L’ancien président du Sénat est amer : la réforme décidée dans le cadre de la réforme de l’Etat réduit à sa plus simple expression l’assemblée « la plus progressiste du pays ». Il votera le texte, mais du bout des lèvres.

« Que ce soit clair : j’étais favorable à une réforme du Sénat. Mais pas comme ça… » Président de la haute assemblée pendant huit ans, le libéral Armand De Decker exprime sa déception.

Le Vif/L’Express : Que pensez-vous de cette réforme du Sénat ?
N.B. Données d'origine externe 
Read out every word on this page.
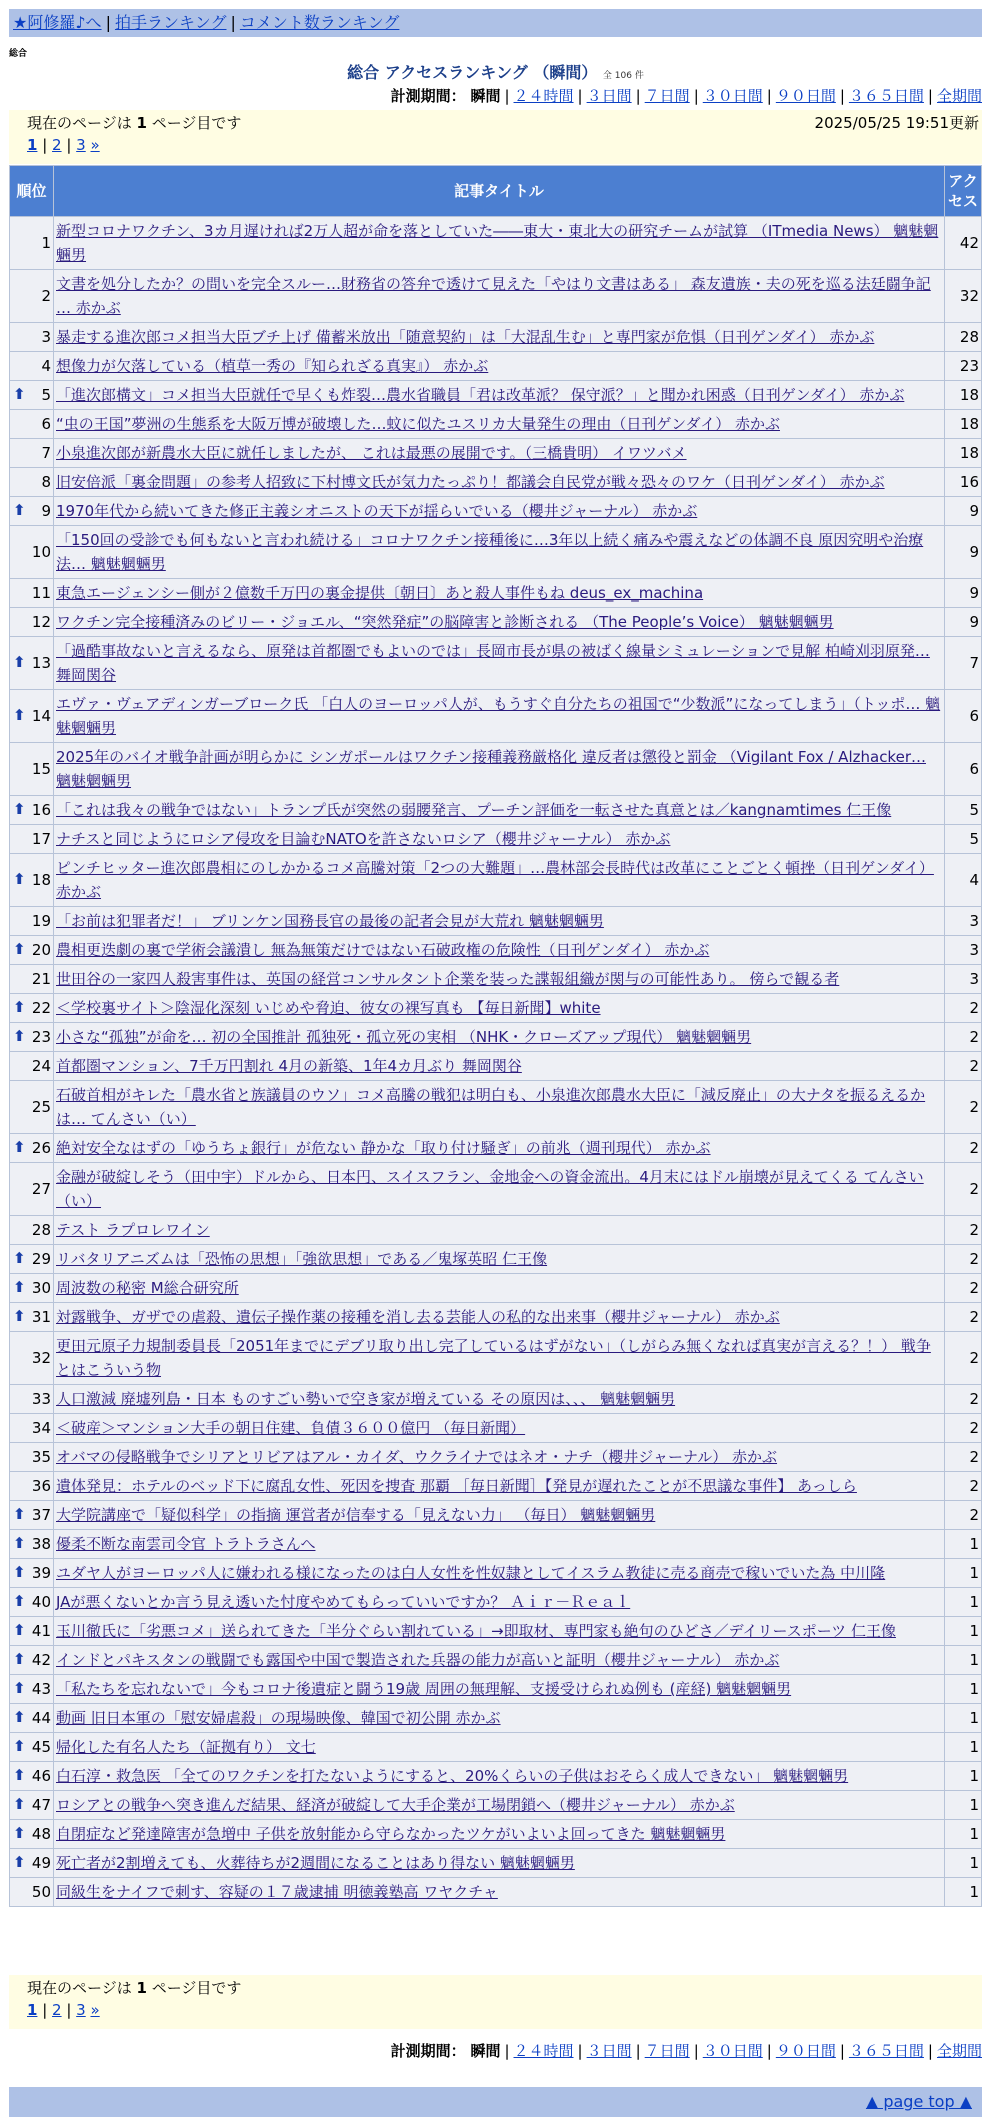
★阿修羅♪へ | 拍手ランキング | コメント数ランキング
総合
総合 アクセスランキング （瞬間） 全 106 件
計測期間： 瞬間 | ２４時間 | ３日間 | ７日間 | ３０日間 | ９０日間 | ３６５日間 | 全期間
現在のページは 1 ページ目です	2025/05/25 19:51更新
1 | 2 | 3 »
順位	記事タイトル	アクセス
1	新型コロナワクチン、3カ月遅ければ2万人超が命を落としていた――東大・東北大の研究チームが試算 （ITmedia News） 魑魅魍魎男	42
2	文書を処分したか？の問いを完全スルー…財務省の答弁で透けて見えた「やはり文書はある」 森友遺族・夫の死を巡る法廷闘争記 … 赤かぶ	32
3	暴走する進次郎コメ担当大臣ブチ上げ 備蓄米放出「随意契約」は「大混乱生む」と専門家が危惧（日刊ゲンダイ） 赤かぶ	28
4	想像力が欠落している（植草一秀の『知られざる真実』） 赤かぶ	23

⬆ 5	「進次郎構文」コメ担当大臣就任で早くも炸裂…農水省職員「君は改革派？ 保守派？」と聞かれ困惑（日刊ゲンダイ） 赤かぶ	18
6	“虫の王国”夢洲の生態系を大阪万博が破壊した…蚊に似たユスリカ大量発生の理由（日刊ゲンダイ） 赤かぶ	18
7	小泉進次郎が新農水大臣に就任しましたが、 これは最悪の展開です。（三橋貴明） イワツバメ	18
8	旧安倍派「裏金問題」の参考人招致に下村博文氏が気力たっぷり！都議会自民党が戦々恐々のワケ（日刊ゲンダイ） 赤かぶ	16

⬆ 9	1970年代から続いてきた修正主義シオニストの天下が揺らいでいる（櫻井ジャーナル） 赤かぶ	9
10	「150回の受診でも何もないと言われ続ける」コロナワクチン接種後に…3年以上続く痛みや震えなどの体調不良 原因究明や治療法… 魑魅魍魎男	9
11	東急エージェンシー側が２億数千万円の裏金提供〔朝日〕あと殺人事件もね deus_ex_machina	9
12	ワクチン完全接種済みのビリー・ジョエル、“突然発症”の脳障害と診断される （The People’s Voice） 魑魅魍魎男	9

⬆ 13	「過酷事故ないと言えるなら、原発は首都圏でもよいのでは」長岡市長が県の被ばく線量シミュレーションで見解 柏崎刈羽原発… 舞岡関谷	7

⬆ 14	エヴァ・ヴェアディンガーブローク氏 「白人のヨーロッパ人が、もうすぐ自分たちの祖国で“少数派”になってしまう」（トッポ… 魑魅魍魎男	6
15	2025年のバイオ戦争計画が明らかに シンガポールはワクチン接種義務厳格化 違反者は懲役と罰金 （Vigilant Fox / Alzhacker… 魑魅魍魎男	6

⬆ 16	「これは我々の戦争ではない」トランプ氏が突然の弱腰発言、プーチン評価を一転させた真意とは／kangnamtimes 仁王像	5
17	ナチスと同じようにロシア侵攻を目論むNATOを許さないロシア（櫻井ジャーナル） 赤かぶ	5

⬆ 18	ピンチヒッター進次郎農相にのしかかるコメ高騰対策「2つの大難題」…農林部会長時代は改革にことごとく頓挫（日刊ゲンダイ） 赤かぶ	4
19	「お前は犯罪者だ！」 ブリンケン国務長官の最後の記者会見が大荒れ 魑魅魍魎男	3

⬆ 20	農相更迭劇の裏で学術会議潰し 無為無策だけではない石破政権の危険性（日刊ゲンダイ） 赤かぶ	3
21	世田谷の一家四人殺害事件は、英国の経営コンサルタント企業を装った諜報組織が関与の可能性あり。 傍らで観る者	3

⬆ 22	＜学校裏サイト＞陰湿化深刻 いじめや脅迫、彼女の裸写真も 【毎日新聞】white	2

⬆ 23	小さな“孤独”が命を… 初の全国推計 孤独死・孤立死の実相 （NHK・クローズアップ現代） 魑魅魍魎男	2
24	首都圏マンション、7千万円割れ 4月の新築、1年4カ月ぶり 舞岡関谷	2
25	石破首相がキレた「農水省と族議員のウソ」コメ高騰の戦犯は明白も、小泉進次郎農水大臣に「減反廃止」の大ナタを振るえるかは… てんさい（い）	2

⬆ 26	絶対安全なはずの「ゆうちょ銀行」が危ない 静かな「取り付け騒ぎ」の前兆（週刊現代） 赤かぶ	2
27	金融が破綻しそう（田中宇）ドルから、日本円、スイスフラン、金地金への資金流出。4月末にはドル崩壊が見えてくる てんさい（い）	2
28	テスト ラプロレワイン	2

⬆ 29	リバタリアニズムは「恐怖の思想」「強欲思想」である／鬼塚英昭 仁王像	2

⬆ 30	周波数の秘密 M総合研究所	2

⬆ 31	対露戦争、ガザでの虐殺、遺伝子操作薬の接種を消し去る芸能人の私的な出来事（櫻井ジャーナル） 赤かぶ	2
32	更田元原子力規制委員長「2051年までにデブリ取り出し完了しているはずがない」（しがらみ無くなれば真実が言える？！） 戦争とはこういう物	2
33	人口激減 廃墟列島・日本 ものすごい勢いで空き家が増えている その原因は、、、 魑魅魍魎男	2
34	＜破産＞マンション大手の朝日住建、負債３６００億円 （毎日新聞）	2
35	オバマの侵略戦争でシリアとリビアはアル・カイダ、ウクライナではネオ・ナチ（櫻井ジャーナル） 赤かぶ	2
36	遺体発見：ホテルのベッド下に腐乱女性、死因を捜査 那覇 ［毎日新聞］【発見が遅れたことが不思議な事件】 あっしら	2

⬆ 37	大学院講座で「疑似科学」の指摘 運営者が信奉する「見えない力」 （毎日） 魑魅魍魎男	2

⬆ 38	優柔不断な南雲司令官 トラトラさんへ	1

⬆ 39	ユダヤ人がヨーロッパ人に嫌われる様になったのは白人女性を性奴隷としてイスラム教徒に売る商売で稼いでいた為 中川隆	1

⬆ 40	JAが悪くないとか言う見え透いた忖度やめてもらっていいですか？ Ａｉｒ－Ｒｅａｌ	1

⬆ 41	玉川徹氏に「劣悪コメ」送られてきた「半分ぐらい割れている」→即取材、専門家も絶句のひどさ／デイリースポーツ 仁王像	1

⬆ 42	インドとパキスタンの戦闘でも露国や中国で製造された兵器の能力が高いと証明（櫻井ジャーナル） 赤かぶ	1

⬆ 43	「私たちを忘れないで」今もコロナ後遺症と闘う19歳 周囲の無理解、支援受けられぬ例も (産経) 魑魅魍魎男	1

⬆ 44	動画 旧日本軍の「慰安婦虐殺」の現場映像、韓国で初公開 赤かぶ	1

⬆ 45	帰化した有名人たち（証拠有り） 文七	1

⬆ 46	白石淳・救急医 「全てのワクチンを打たないようにすると、20%くらいの子供はおそらく成人できない」 魑魅魍魎男	1

⬆ 47	ロシアとの戦争へ突き進んだ結果、経済が破綻して大手企業が工場閉鎖へ（櫻井ジャーナル） 赤かぶ	1

⬆ 48	自閉症など発達障害が急増中 子供を放射能から守らなかったツケがいよいよ回ってきた 魑魅魍魎男	1

⬆ 49	死亡者が2割増えても、火葬待ちが2週間になることはあり得ない 魑魅魍魎男	1
50	同級生をナイフで刺す、容疑の１７歳逮捕 明徳義塾高 ワヤクチャ	1
現在のページは 1 ページ目です
1 | 2 | 3 »
計測期間： 瞬間 | ２４時間 | ３日間 | ７日間 | ３０日間 | ９０日間 | ３６５日間 | 全期間
▲ page top ▲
Armand De Decker : Les négociateurs des partis ont fixé ses grandes lignes avant le règlement de la scission de l’arrondissement de Bruxelles-Hal-Vilvorde dans un climat qui était celui d’une crise politique aiguë. Ils ont fait de leur mieux dans un contexte très difficile où beaucoup de revendications contradictoires étaient sur la table. Un consensus existait sur la nécessité d’en faire un Sénat des Régions et des Communautés mais de grandes divergences existaient sur les compétences qu’il convenait de lui attribuer. Le Sénat en est sorti très affaibli puisqu’il perd l’essentiel de son rôle de colégislateur. Qu’il ne pourra plus veiller à la qualité des lois par une seconde lecture sauf dans certaines matières très limitées. Qu’il perd son droit d’initiative ce qui lui fait perdre au passage son rôle de chambre de réflexion…

C’est-à-dire ?

On retire au Sénat l’essentiel de ses compétences législatives tout en le maintenant en vie pour les matières institutionnelles. Il ne se réunira plus que pour tenter de résoudre les conflits d’intérêt et pour les réformes de l’Etat ultérieures. C’est malheureux. En fait, les sénateurs y viendront pour débattre de nos conflits alors qu’on aurait pu réunir ces représentants des entités fédérées pour les faire travailler ensemble au bien de l’Etat fédéral.
On lui retire le travail législatif alors que c’est dans ce domaine-là qu’il a rendu ses plus éminents services au pays. Le Sénat a l’image d’une assemblée conservatrice alors que c’est lui qui a initié, rédigé et adopté toutes les grandes réformes relatives au statut personnel des gens.
C’est au Sénat que l’on doit la réforme de la filiation, l’assouplissement des règles du divorce, la dépénalisation conditionnelle de l’avortement, la dépénalisation partielle de l’euthanasie, les progrès dans le domaine de l’égalité homme-femme, les réflexions en matière de bioéthique, de statuts de la monarchie … Le Sénat est l’assemblée la plus progressiste de Belgique. Et la Chambre des représentants qui vit dans l’immédiateté n’aura jamais le temps d’accomplir un tel travail de réflexion. C’est une décision qui entraînera un climat réactionnaire dans notre pays : si dans dix ou quinze ans, la Belgique prend du retard dans les évolutions sociétales, sera la conséquence de ce qui se produit.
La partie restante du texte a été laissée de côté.